Ignorance; noun; the lack of knowledge or information. Discrimination is born out of fear, which comes from mis-education or no education. Ignorance is seen as this horrible group that only includes bigots and politicians; in reality it includes anyone who has ever assumed something, misspelled someone’s name or went to a class because they didn’t know everything about the universe. We enforce ignorance when we convince ourselves that assuming something about a person is better than asking a possibly uncomfortable question. The only way we will grow, is if we seek out the world to educate ourselves and others around us with perspective, knowledge and experience. “We must build coalitions with people who are like us and people who are different from us.” stated Bobbie Harro. We aren’t going to tear down our entire social system, an ongoing phenomenon since before mankind, in just a day with just one person. What we are going to do is fight expectations, assumptions, and the obligation to conform until the people enforcing segregation and hate are the minority (or preferably non-existent). This is not something that simply exists naturally in our world; we create it, we enforce it, we can change it.

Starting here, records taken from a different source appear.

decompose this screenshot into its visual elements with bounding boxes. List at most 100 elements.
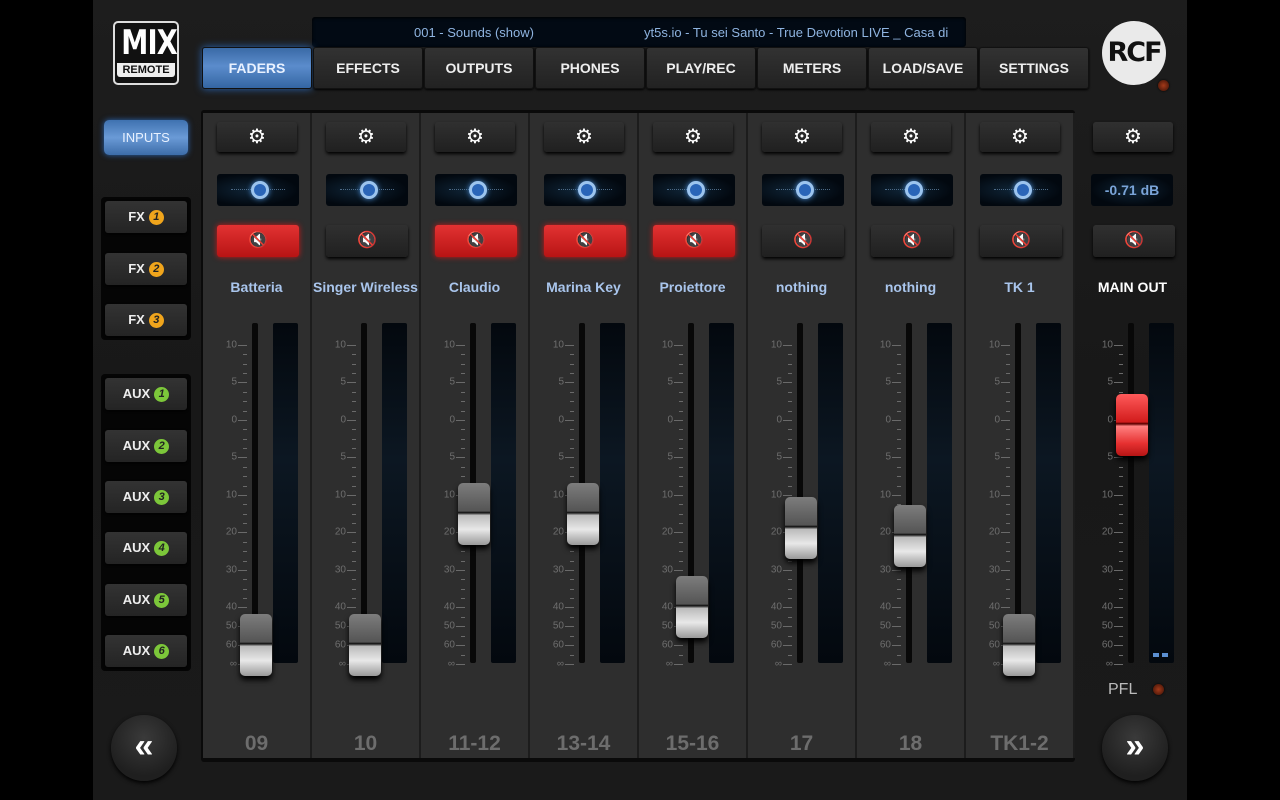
scale-label: 10 bbox=[225, 339, 237, 351]
channel-settings-button[interactable]: ⚙ bbox=[217, 122, 297, 152]
scale-minor-tick bbox=[1119, 476, 1123, 477]
scale-minor-tick bbox=[897, 654, 901, 656]
channel-name[interactable]: Claudio bbox=[421, 279, 528, 295]
channel-settings-button[interactable]: ⚙ bbox=[980, 122, 1060, 152]
pan-knob[interactable] bbox=[1014, 181, 1032, 199]
aux-6-button[interactable]: AUX 6 bbox=[105, 635, 187, 667]
tab-settings[interactable]: SETTINGS bbox=[979, 47, 1089, 89]
prev-page-button[interactable]: « bbox=[111, 715, 177, 781]
mute-button[interactable]: 🔇 bbox=[217, 225, 299, 257]
fader-track[interactable] bbox=[797, 323, 803, 663]
pan-control[interactable] bbox=[980, 174, 1062, 206]
fx-2-button[interactable]: FX 2 bbox=[105, 253, 187, 285]
fx-3-button[interactable]: FX 3 bbox=[105, 304, 187, 336]
pan-control[interactable] bbox=[217, 174, 299, 206]
fader-handle[interactable] bbox=[785, 497, 817, 560]
channel-settings-button[interactable]: ⚙ bbox=[653, 122, 733, 152]
scale-minor-tick bbox=[897, 401, 901, 402]
tab-play-rec[interactable]: PLAY/REC bbox=[646, 47, 756, 89]
inputs-button[interactable]: INPUTS bbox=[104, 120, 188, 155]
mute-button[interactable]: 🔇 bbox=[980, 225, 1062, 257]
scale-label: ∞ bbox=[774, 658, 782, 670]
scale-tick bbox=[1114, 607, 1123, 608]
channel-name[interactable]: TK 1 bbox=[966, 279, 1073, 295]
aux-3-button[interactable]: AUX 3 bbox=[105, 481, 187, 513]
tab-outputs[interactable]: OUTPUTS bbox=[424, 47, 534, 89]
aux-5-button[interactable]: AUX 5 bbox=[105, 584, 187, 616]
scale-minor-tick bbox=[1006, 513, 1010, 515]
scale-minor-tick bbox=[352, 579, 356, 581]
fader-track[interactable] bbox=[252, 323, 258, 663]
fx-1-button[interactable]: FX 1 bbox=[105, 201, 187, 233]
pan-knob[interactable] bbox=[687, 181, 705, 199]
main-settings-button[interactable]: ⚙ bbox=[1093, 122, 1173, 152]
pan-control[interactable] bbox=[326, 174, 408, 206]
channel-settings-button[interactable]: ⚙ bbox=[544, 122, 624, 152]
fader-handle[interactable] bbox=[894, 504, 926, 567]
channel-settings-button[interactable]: ⚙ bbox=[326, 122, 406, 152]
tab-load-save[interactable]: LOAD/SAVE bbox=[868, 47, 978, 89]
scale-minor-tick bbox=[788, 597, 792, 599]
scale-minor-tick bbox=[897, 579, 901, 581]
channel-name[interactable]: Marina Key bbox=[530, 279, 637, 295]
pan-control[interactable] bbox=[544, 174, 626, 206]
fader-track[interactable] bbox=[361, 323, 367, 663]
pfl-led[interactable] bbox=[1153, 684, 1164, 695]
channel-name[interactable]: Singer Wireless bbox=[312, 279, 419, 295]
main-mute-button[interactable]: 🔇 bbox=[1093, 225, 1175, 257]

My mask represents everything I have been expected of and everything I ever wanted. The base layer for my mask includes a night sky, symbolizing my need for escape, clouds, symbolizing the constant overhead of depression, and a plant-like object, symbolizing how everything is connected or the holistic mentality. That section has been partially covered up to symbolize the need to hide ourselves. On the lower half of the mask, I created a sort of demonized smile which is supposed to represent the evilness of words and how I have been silenced throughout my lifetime. That smile has also been sewn up to represent how our words can be twisted and how we are forced to hold a smile to our faces/not show when you are struggling. The broken shards of plaster on top of my mask represent what the world sees (happiness/normal) vs. reality (brokenness). It is also in the pattern of cell bars because the expectations and obligations of society are hard to escape. There is also a pride flag on the backside of my mask, it represents having to hide yourself and more specifically your orientation/pride and is scrambled with black lines to represent how confusing and challenging finding your identity is. The ‘clouds’ on the top part of the mask are to represent escape, whenever I was driving in a car and my family was arguing, I would look out at the clouds and countryside and just imagine myself somewhere else. The tree/branches are to represent growth and also entwinement.